Der Kernpunkt des Gesetzes sind die Einspeisevergütungen. Die sind notwendig, weil Erneuerbare Energien eigentlich unrentabel sind. Im Vergleich zu konventionellen Energieträgern kostet die Stromproduktion pro Kilowattstunde deutlich mehr. Diese Differenz zwischen Markt- und Erzeugerpreis wird über eine Umlage erstattet.

Das ist ein lukratives Geschäft. Für eine Kilowattstunde Strom aus Offshore-Windproduktion gibt es einen Zuschuss von 15 Cent. Noch besser sieht es bei der Solarförderung aus - trotz der jetzt geplanten Kürzungen. 2009 gab es hier 43 Cent - deswegen gehen viele Häuslebauer unter die Stromproduzenten. Zum Vergleich: Eine Kilowattstunde Standard-Strom kostet inzwischen über 20 Cent. Bis die Kosten auf einem ähnlichen Niveau sind (Grid Parity), werden noch einige Jahre vergehen.

Bis dahin muss jeder Stromkunde für diese Einspeisevergütung in die Tasche greifen: Im letzten Jahr waren dies 1,2 Cent pro Kilowattstunde.
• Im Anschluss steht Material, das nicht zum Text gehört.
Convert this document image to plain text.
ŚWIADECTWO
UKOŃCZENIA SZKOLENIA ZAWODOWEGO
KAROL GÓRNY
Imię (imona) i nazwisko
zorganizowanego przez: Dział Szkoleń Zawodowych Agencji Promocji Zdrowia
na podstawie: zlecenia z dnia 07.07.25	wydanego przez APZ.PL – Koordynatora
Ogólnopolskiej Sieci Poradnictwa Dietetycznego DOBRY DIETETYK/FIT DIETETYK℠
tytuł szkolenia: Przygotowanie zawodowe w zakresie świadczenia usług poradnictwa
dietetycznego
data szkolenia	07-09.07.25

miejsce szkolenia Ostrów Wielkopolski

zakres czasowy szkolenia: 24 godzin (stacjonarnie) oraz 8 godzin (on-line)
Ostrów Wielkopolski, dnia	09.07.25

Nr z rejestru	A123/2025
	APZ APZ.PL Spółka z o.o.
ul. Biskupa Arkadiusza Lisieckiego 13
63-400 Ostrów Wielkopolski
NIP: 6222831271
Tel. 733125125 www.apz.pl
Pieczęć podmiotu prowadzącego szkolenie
Bis Mitte des Jahrzehnts soll sich die Umlage auf 2,7 bis 2,9 Cent erhöhen. Manche Experten rechnen sogar mit bis zu 3,5 Cent. 2016 müssen die Verbraucher die Erneuerbaren mit 11,1 Milliarden Euro subventionieren, schreiben führende Forschungsinstitute in einer Studie für das Bundesumweltministerium.

Nach dem Höhepunkt in der Mitte der Dekade sollen die Umlagen dann wieder sinken, bevor sie nach 2030 in Richtung Null tendiert — wenn alles so läuft, wie in den Szenarien geplant ist. Preissteigerungen der Erzeuger sind da noch nicht mit eingerechnet.

Das ist noch nicht ganz sicher, auch wenn das Gutachten um Laufzeitverlängerungen für Atomkraftwerke an diesen Szenarien nicht viel ändern wird. Die Energiegutachten im Auftrag der Bundesregierung kommen offenbar zu dem Schluss, dass ein solcher Schritt unnötig ist.

Ein Verzicht hierauf habe weder nennenswerten Einfluss auf die Strompreise noch auf die Versorgungssicherheit, berichtet das "Handelsblatt" unter Berufung auf Regierungskreise.

Allerdings seien dann erhebliche Stromimporte aus dem benachbarten Ausland erforderlich. Aber bei der Stromversorgung gilt wie im richtigen Leben: Man kann nicht alles haben.